在C中，數據分配和備份是同時的。這是由於C被設計成p2p系統，可以拷貝數據和在節點群組中分配副本。數據被組織成表並且由主鍵進行標識。主鍵決定了數據存在哪個節點上。行的副本就叫做備份了，當數據第一次被寫入時候，他也被稱做一個備份。

When your create a cluster, you must specify the following:

Virtual nodes: assigns data ownership to physical machines.
Partitioner: partitions the data across the cluster.
Replication strategy: determines the replicas for each row of data.
Snitch: defines the topology information that the replication strategy uses to place replicas.

Consistent hashing

比如，有如下數據：

jim	age: 36	car: camaro	gender: M
carol	age: 37	car: bmw	gender: F
johnny	age: 12	gender: M
suzy	age: 10	gender: F

Cassandra assigns a hash value to each primary key:

Primary key	Murmur3 hash value
jim	-2245462676723223822
carol	7723358927203680754
johnny	-6723372854036780875
suzy	1168604627387940318

集群中的每個節點都負責一部分數據，哈希范圍是：

Node	Murmur3 start range	Murmur3 end range
A	-9223372036854775808	-4611686018427387903
B	-4611686018427387904	-1
C	0	4611686018427387903
D	4611686018427387904	9223372036854775807

Cassandra places the data on each node according to the value of the primary key and the range that the node is responsible for. For example, in a four node cluster, the data in this example is distributed as follows:

Node	Start range	End range	Primary key	Hash value
A	-9223372036854775808	-4611686018427387903	johnny	-6723372854036780875
B	-4611686018427387904	-1	jim	-2245462676723223822
C	0	4611686018427387903	suzy	1168604627387940318
D	4611686018427387904	9223372036854775807	carol	7723358927203680754

（該翻譯作為實驗室大數據組的學習材料的一部分，適合對Cassandra已經有一定了解的讀者。未經本人許可，請勿轉載。）

virtual nodes

1、當增刪節點的時候不需要重新平衡雞群了。當一個節點加入時，他就假定均勻的對其他節點的一部分數據負責。當一個節點掛了，那么負載也會均勻的傳遞給其他節點。
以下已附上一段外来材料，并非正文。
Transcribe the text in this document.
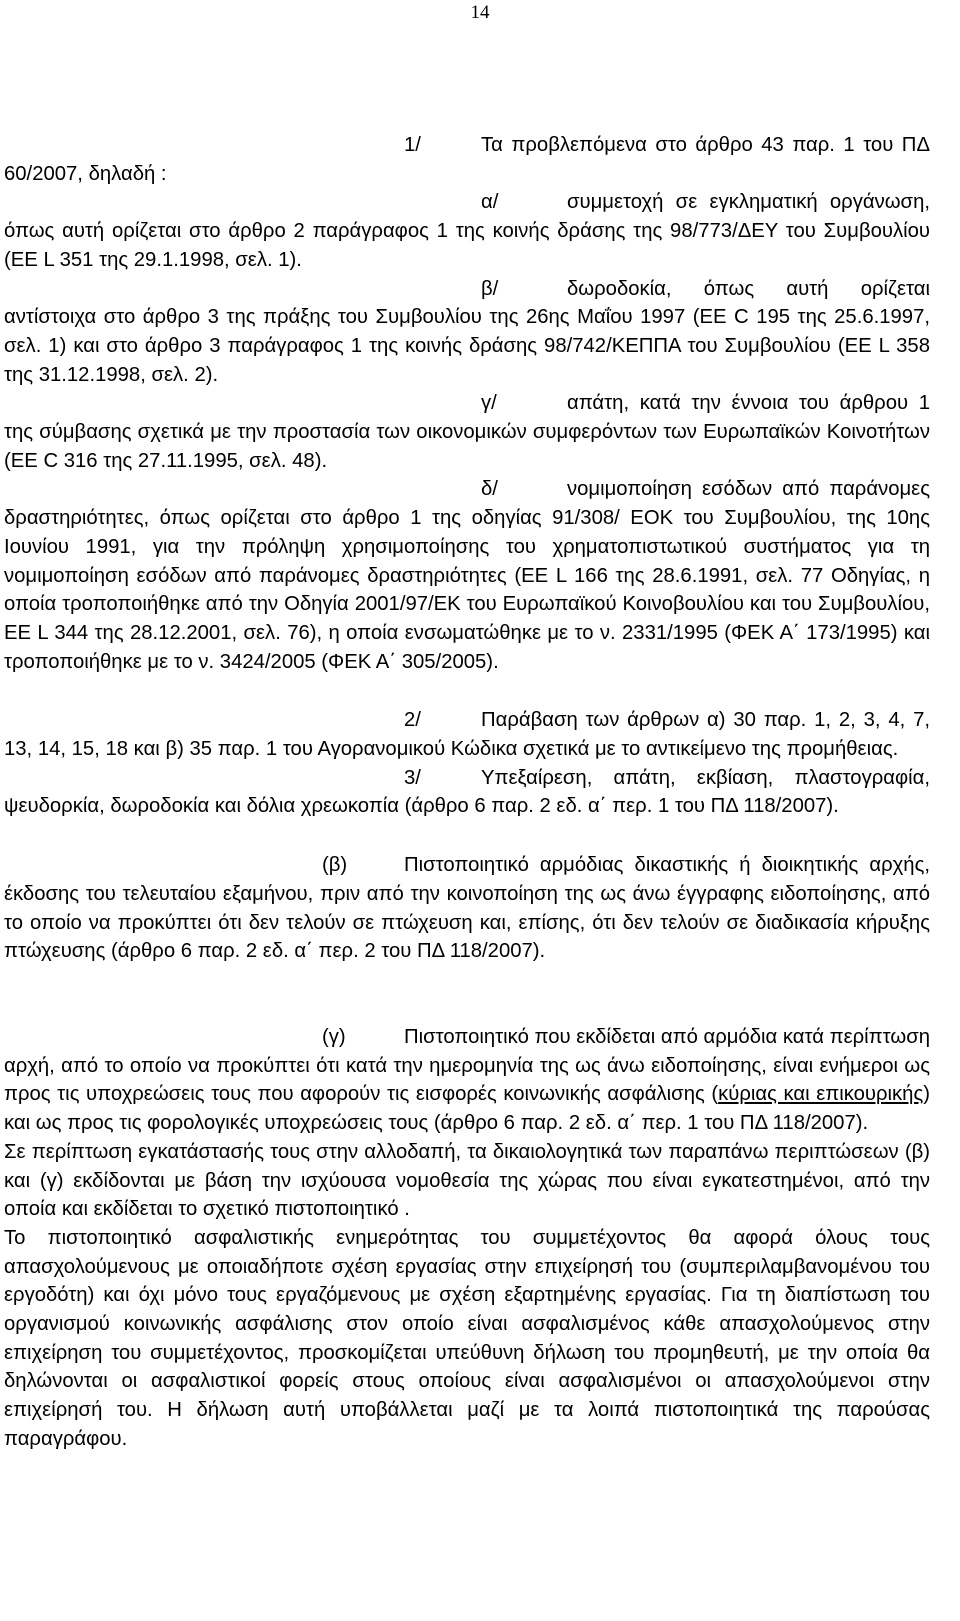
14

1/	Τα προβλεπόμενα στο άρθρο 43 παρ. 1 του ΠΔ 60/2007, δηλαδή :

α/	συμμετοχή σε εγκληματική οργάνωση, όπως αυτή ορίζεται στο άρθρο 2 παράγραφος 1 της κοινής δράσης της 98/773/ΔΕΥ του Συμβουλίου (ΕΕ L 351 της 29.1.1998, σελ. 1).

β/	δωροδοκία, όπως αυτή ορίζεται αντίστοιχα στο άρθρο 3 της πράξης του Συμβουλίου της 26ης Μαΐου 1997 (ΕΕ C 195 της 25.6.1997, σελ. 1) και στο άρθρο 3 παράγραφος 1 της κοινής δράσης 98/742/ΚΕΠΠΑ του Συμβουλίου (ΕΕ L 358 της 31.12.1998, σελ. 2).

γ/	απάτη, κατά την έννοια του άρθρου 1 της σύμβασης σχετικά με την προστασία των οικονομικών συμφερόντων των Ευρωπαϊκών Κοινοτήτων (ΕΕ C 316 της 27.11.1995, σελ. 48).

δ/	νομιμοποίηση εσόδων από παράνομες δραστηριότητες, όπως ορίζεται στο άρθρο 1 της οδηγίας 91/308/ ΕΟΚ του Συμβουλίου, της 10ης Ιουνίου 1991, για την πρόληψη χρησιμοποίησης του χρηματοπιστωτικού συστήματος για τη νομιμοποίηση εσόδων από παράνομες δραστηριότητες (ΕΕ L 166 της 28.6.1991, σελ. 77 Οδηγίας, η οποία τροποποιήθηκε από την Οδηγία 2001/97/ΕΚ του Ευρωπαϊκού Κοινοβουλίου και του Συμβουλίου, ΕΕ L 344 της 28.12.2001, σελ. 76), η οποία ενσωματώθηκε με το ν. 2331/1995 (ΦΕΚ Α΄ 173/1995) και τροποποιήθηκε με το ν. 3424/2005 (ΦΕΚ Α΄ 305/2005).

2/	Παράβαση των άρθρων α) 30 παρ. 1, 2, 3, 4, 7, 13, 14, 15, 18 και β) 35 παρ. 1 του Αγορανομικού Κώδικα σχετικά με το αντικείμενο της προμήθειας.

3/	Υπεξαίρεση, απάτη, εκβίαση, πλαστογραφία, ψευδορκία, δωροδοκία και δόλια χρεωκοπία (άρθρο 6 παρ. 2 εδ. α΄ περ. 1 του ΠΔ 118/2007).

(β)	Πιστοποιητικό αρμόδιας δικαστικής ή διοικητικής αρχής, έκδοσης του τελευταίου εξαμήνου, πριν από την κοινοποίηση της ως άνω έγγραφης ειδοποίησης, από το οποίο να προκύπτει ότι δεν τελούν σε πτώχευση και, επίσης, ότι δεν τελούν σε διαδικασία κήρυξης πτώχευσης (άρθρο 6 παρ. 2 εδ. α΄ περ. 2 του ΠΔ 118/2007).

(γ)	Πιστοποιητικό που εκδίδεται από αρμόδια κατά περίπτωση αρχή, από το οποίο να προκύπτει ότι κατά την ημερομηνία της ως άνω ειδοποίησης, είναι ενήμεροι ως προς τις υποχρεώσεις τους που αφορούν τις εισφορές κοινωνικής ασφάλισης (κύριας και επικουρικής) και ως προς τις φορολογικές υποχρεώσεις τους (άρθρο 6 παρ. 2 εδ. α΄ περ. 1 του ΠΔ 118/2007).

Σε περίπτωση εγκατάστασής τους στην αλλοδαπή, τα δικαιολογητικά των παραπάνω περιπτώσεων (β) και (γ) εκδίδονται με βάση την ισχύουσα νομοθεσία της χώρας που είναι εγκατεστημένοι, από την οποία και εκδίδεται το σχετικό πιστοποιητικό .

Το πιστοποιητικό ασφαλιστικής ενημερότητας του συμμετέχοντος θα αφορά όλους τους απασχολούμενους με οποιαδήποτε σχέση εργασίας στην επιχείρησή του (συμπεριλαμβανομένου του εργοδότη) και όχι μόνο τους εργαζόμενους με σχέση εξαρτημένης εργασίας. Για τη διαπίστωση του οργανισμού κοινωνικής ασφάλισης στον οποίο είναι ασφαλισμένος κάθε απασχολούμενος στην επιχείρηση του συμμετέχοντος, προσκομίζεται υπεύθυνη δήλωση του προμηθευτή, με την οποία θα δηλώνονται οι ασφαλιστικοί φορείς στους οποίους είναι ασφαλισμένοι οι απασχολούμενοι στην επιχείρησή του. Η δήλωση αυτή υποβάλλεται μαζί με τα λοιπά πιστοποιητικά της παρούσας παραγράφου.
2、重建一個死亡節點的時候會更快了。因為他涉及到了其他各個節點，而且數據數據會被增量式的發送到代替節點而不是等待着知道驗證結束。

3、異構集群的優化。可以指派成比例的虛擬節點數到小集群和大集群上去。

Vnodes change this paradigm from one token or range per node, to many per node. Within a cluster these can be randomly selected and be non-contiguous, giving us many smaller ranges that belong to each node.

The top portion of the graphic shows a cluster without virtual nodes. In this paradigm, each node is assigned a single token that represents a location in the ring. Each node stores data determined by mapping the row key to a token value within a range from the previous node to its assigned value. Each node also contains copies of each row from other nodes in the cluster. For example, range E replicates to nodes 5, 6, and 1. Notice that a node owns exactly one contiguous range in the ring space.
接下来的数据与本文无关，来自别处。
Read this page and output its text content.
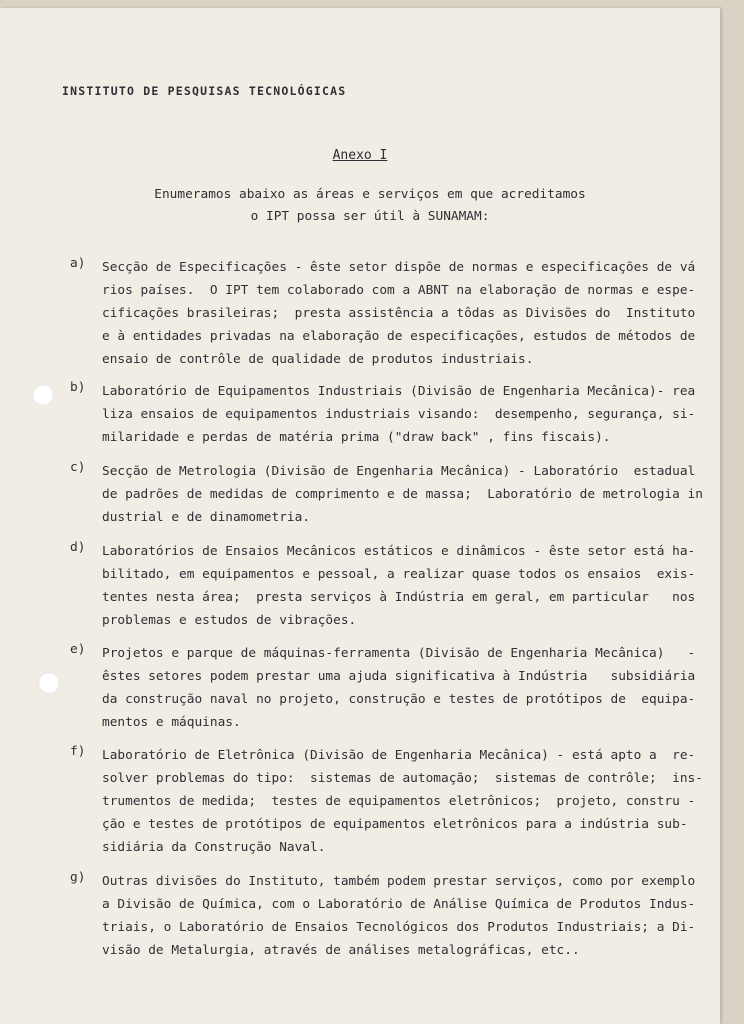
INSTITUTO DE PESQUISAS TECNOLÓGICAS
Anexo I
Enumeramos abaixo as áreas e serviços em que acreditamos
o IPT possa ser útil à SUNAMAM:
a) Secção de Especificações - êste setor dispõe de normas e especificações de vá
rios países.  O IPT tem colaborado com a ABNT na elaboração de normas e espe-
cificações brasileiras;  presta assistência a tôdas as Divisões do  Instituto
e à entidades privadas na elaboração de especificações, estudos de métodos de
ensaio de contrôle de qualidade de produtos industriais.
b) Laboratório de Equipamentos Industriais (Divisão de Engenharia Mecânica)- rea
liza ensaios de equipamentos industriais visando:  desempenho, segurança, si-
milaridade e perdas de matéria prima ("draw back" , fins fiscais).
c) Secção de Metrologia (Divisão de Engenharia Mecânica) - Laboratório  estadual
de padrões de medidas de comprimento e de massa;  Laboratório de metrologia in
dustrial e de dinamometria.
d) Laboratórios de Ensaios Mecânicos estáticos e dinâmicos - êste setor está ha-
bilitado, em equipamentos e pessoal, a realizar quase todos os ensaios  exis-
tentes nesta área;  presta serviços à Indústria em geral, em particular   nos
problemas e estudos de vibrações.
e) Projetos e parque de máquinas-ferramenta (Divisão de Engenharia Mecânica)   -
êstes setores podem prestar uma ajuda significativa à Indústria   subsidiária
da construção naval no projeto, construção e testes de protótipos de  equipa-
mentos e máquinas.
f) Laboratório de Eletrônica (Divisão de Engenharia Mecânica) - está apto a  re-
solver problemas do tipo:  sistemas de automação;  sistemas de contrôle;  ins-
trumentos de medida;  testes de equipamentos eletrônicos;  projeto, constru -
ção e testes de protótipos de equipamentos eletrônicos para a indústria sub-
sidiária da Construção Naval.
g) Outras divisões do Instituto, também podem prestar serviços, como por exemplo
a Divisão de Química, com o Laboratório de Análise Química de Produtos Indus-
triais, o Laboratório de Ensaios Tecnológicos dos Produtos Industriais; a Di-
visão de Metalurgia, através de análises metalográficas, etc..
The bottom portion of the graphic shows a ring with virtual nodes. Within a cluster, virtual nodes are randomly selected and non-contiguous. The placement of a row is determined by the hash of the row key within many smaller ranges belonging to each node.
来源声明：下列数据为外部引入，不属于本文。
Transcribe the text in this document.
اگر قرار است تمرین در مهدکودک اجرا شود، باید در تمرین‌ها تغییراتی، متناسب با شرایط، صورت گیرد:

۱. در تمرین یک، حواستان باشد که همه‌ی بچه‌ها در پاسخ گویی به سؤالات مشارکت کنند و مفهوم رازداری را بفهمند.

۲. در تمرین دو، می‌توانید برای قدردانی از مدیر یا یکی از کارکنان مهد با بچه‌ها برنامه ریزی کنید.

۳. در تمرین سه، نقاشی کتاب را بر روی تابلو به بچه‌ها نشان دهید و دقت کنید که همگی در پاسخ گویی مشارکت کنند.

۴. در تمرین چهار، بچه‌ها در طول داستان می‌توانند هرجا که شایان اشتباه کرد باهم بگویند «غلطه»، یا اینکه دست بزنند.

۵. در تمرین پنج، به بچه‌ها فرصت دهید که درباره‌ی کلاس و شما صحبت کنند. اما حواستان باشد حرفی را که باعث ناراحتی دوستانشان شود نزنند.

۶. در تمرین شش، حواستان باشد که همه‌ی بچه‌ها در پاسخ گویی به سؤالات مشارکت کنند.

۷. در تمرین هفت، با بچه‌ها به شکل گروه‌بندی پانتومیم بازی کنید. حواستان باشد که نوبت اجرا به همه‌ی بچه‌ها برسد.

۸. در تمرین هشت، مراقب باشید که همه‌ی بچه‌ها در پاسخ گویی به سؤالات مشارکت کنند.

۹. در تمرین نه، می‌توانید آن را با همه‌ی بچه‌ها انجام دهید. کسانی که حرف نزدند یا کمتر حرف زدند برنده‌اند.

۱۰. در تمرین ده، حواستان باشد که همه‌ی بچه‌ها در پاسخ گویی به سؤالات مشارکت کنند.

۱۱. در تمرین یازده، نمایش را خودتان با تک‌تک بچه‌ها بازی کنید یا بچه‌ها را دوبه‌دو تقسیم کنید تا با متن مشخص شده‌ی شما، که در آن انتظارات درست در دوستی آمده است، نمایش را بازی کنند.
假設我們有30個節點，備份3. 一個節點完全死了，並且我們需要加入一個替代點。這時候替代節點需要得到3個不同范圍的副本來重新生成數據，這不僅僅包括他管理的第一份數據（譯者注：應該是指的通過hash計算到的歸他負責的那份數據），也包括他負責的第二備份、第三備份的副本（盡管do recall no replica has ‘priority’ over another in Cassandra）。

因為我們的備份數是3，那么每個缺失的副本還有2個。一個節點負責了三份數據，所以我們涉及了至多6個節點。在當前的實現中，每份數據cassanra只會從一個備份中恢復，於是我們只需要和三個節點溝通就能恢復數據。如下圖：

我們是想最小化這個操作的時間的。因為如果在這個期間又掛了一個節點，那么我們可能對某些范圍的數據而言只剩一個備份了，那么這時候任何一致性級別要求大於1的都將失敗。Even if we used all 6 possible replica nodes, we’d only be using 20% of our cluster, however.

而virtual node情況下，拷貝恢復的數據量是一樣的，但是速度大大加快了：

Repair is two phases, first a validation compaction that iterates all the data and generates a Merkle tree, and then streaming when the actual data that is needed is sent. The validation phase might take an hour, while the streaming only takes a few minutes, meaning your replaced disk sits empty for at least an hour.

那么在virtual node情況下：with vnodes you’ll gain two distinct advantages in this situation. The first is that since the ranges are smaller, data will be sent to the damaged node in a more incremental fashion instead of waiting until the end of a large validation phase. The second is that the validation phase will be parallelized across more machines, causing it to complete faster.

新老機器升級的時候，一定會想讓好機器管理更多的數據。

If you have vnodes it becomes much simpler, you just assign a proportional number of vnodes to the larger machines. If you started your older machines with 64 vnodes per node and the new machines are twice as powerful, simply give them 128 vnodes each and the cluster remains balanced even during transition.

具體設置方法：

Set the number of tokens on each node in your cluster with the num_tokens parameter in the cassandra.yaml file.

Generally when all nodes have equal hardware capability, they should have the same number of virtual nodes. If the hardware capabilities vary among the nodes in your cluster, assign a proportional number of virtual nodes to the larger machines. For example, you could designate your older machines to use 128 virtual nodes and your new machines (that are twice as powerful) with 256 virtual nodes.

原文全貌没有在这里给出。